Die Geschichte beginnt mit einer einfachen Pappschachtel, eingewickelt in gewöhnliches Packpapier. Elise Heimann hat sie gefüllt mit Familienfotos, Dokumenten und Zeugnissen. Das war im Jahr 1942. Kurz darauf kam die Gestapo und deportierte sie und ihren Mann Max in ein Konzentrationslager. Adressiert ist das Paket an die Kinder der beiden, die sie kurz zuvor außer Landes geschafft hatten.

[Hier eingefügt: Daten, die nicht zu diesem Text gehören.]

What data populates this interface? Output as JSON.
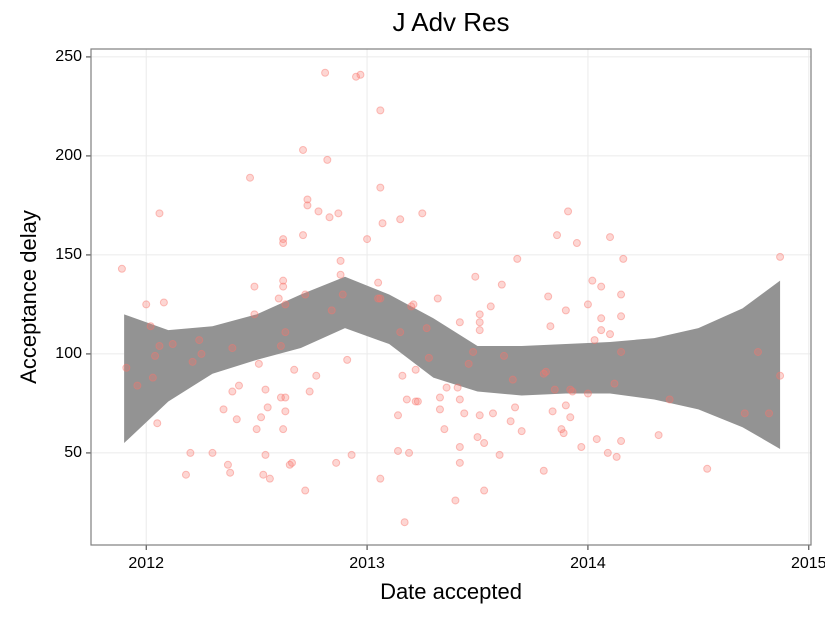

Sohn Theo wurde alleine losgeschickt
Tochter Käthe kam in England unter, für Sohn Theo ergatterten die Eltern die letzte Fahrkarte für ein Flüchtlingsschiff einer jüdischen Organisation. Er wurde als 13-Jähriger allein losgeschickt, mit dem Versprechen der Eltern: „Wir kommen nach.“ Sie konnten es nicht halten: Elise und Max Heimann wurden 1942 im KZ ermordet.
Das Paket ging jahrzehntelang ungeöffnet durch viele Hände und landete irgendwann beim Verein für christlich-jüdische Zusammenarbeit in Weiden auf einem Dachboden – bis Journalistin Christine Ascherl die Familiengeschichte der Heimanns für ein Buch recherchierte. Tatsächlich gelang es ihr, den Sohn der Heimanns in Israel ausfindig zu machen.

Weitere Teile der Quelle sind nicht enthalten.